Similar climate-change impacts are stressing water and electricity supplies across the U.S. West, putting utilities and grid planners in the greater region under pressure to find ways to shave and shift peak demand to avoid grid emergencies.
That could open up opportunities for utilities to tap the load flexibility being opened up by technological advances, whether from novel resources including batteries and electric vehicle chargers or from commonplace appliances such as air conditioners and water heaters. As states push policies to shift transportation and building heating from fossil fuels to electricity, being able to adjust these types of devices will become more important as a tool to balance the grid.

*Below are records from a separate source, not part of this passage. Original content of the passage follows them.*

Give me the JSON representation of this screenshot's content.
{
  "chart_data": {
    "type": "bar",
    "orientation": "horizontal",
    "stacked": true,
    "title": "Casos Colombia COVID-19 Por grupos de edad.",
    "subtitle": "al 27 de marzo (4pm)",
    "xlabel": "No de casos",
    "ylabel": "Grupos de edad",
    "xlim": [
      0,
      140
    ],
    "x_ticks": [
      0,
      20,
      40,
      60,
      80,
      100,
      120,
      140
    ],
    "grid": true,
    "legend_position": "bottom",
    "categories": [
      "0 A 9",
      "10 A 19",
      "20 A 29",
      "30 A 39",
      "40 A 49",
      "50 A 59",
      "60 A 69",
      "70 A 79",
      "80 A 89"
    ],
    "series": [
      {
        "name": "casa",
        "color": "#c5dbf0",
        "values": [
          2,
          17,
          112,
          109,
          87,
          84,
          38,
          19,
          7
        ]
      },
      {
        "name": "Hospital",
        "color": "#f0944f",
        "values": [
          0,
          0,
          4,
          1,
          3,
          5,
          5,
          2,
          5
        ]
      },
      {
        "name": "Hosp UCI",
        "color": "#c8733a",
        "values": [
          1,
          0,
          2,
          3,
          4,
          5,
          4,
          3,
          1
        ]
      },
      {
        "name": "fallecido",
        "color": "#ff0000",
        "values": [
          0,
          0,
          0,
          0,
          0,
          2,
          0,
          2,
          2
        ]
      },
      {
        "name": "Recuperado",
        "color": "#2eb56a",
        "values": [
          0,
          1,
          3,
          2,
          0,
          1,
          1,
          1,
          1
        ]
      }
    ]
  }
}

Jayaweera noted that Washington and Oregon have passed laws requiring new water heaters to come embedded with technology that allows them to be controlled by utilities or other third parties to reduce power consumption to match grid needs. That’s a potentially valuable resource in a region where about half of all homes use electricity to heat water, she said.
Enel X has enlisted EV chargers as a significant part of its demand response portfolio in California, Holzaepfel noted. In 2019 it launched a program to manage EV charging for Seattle City Light and Puget Sound Energy, although “we’re not at the scale where curtailing those loads is super valuable.”
“But with the proliferation of advanced building management systems, electric vehicle infrastructure, general electrification, battery assets — combined with the broader benefits that demand response can deliver, as highlighted by these extreme conditions — I do think this will create a greater opportunity in the future,” Holzaepfel said.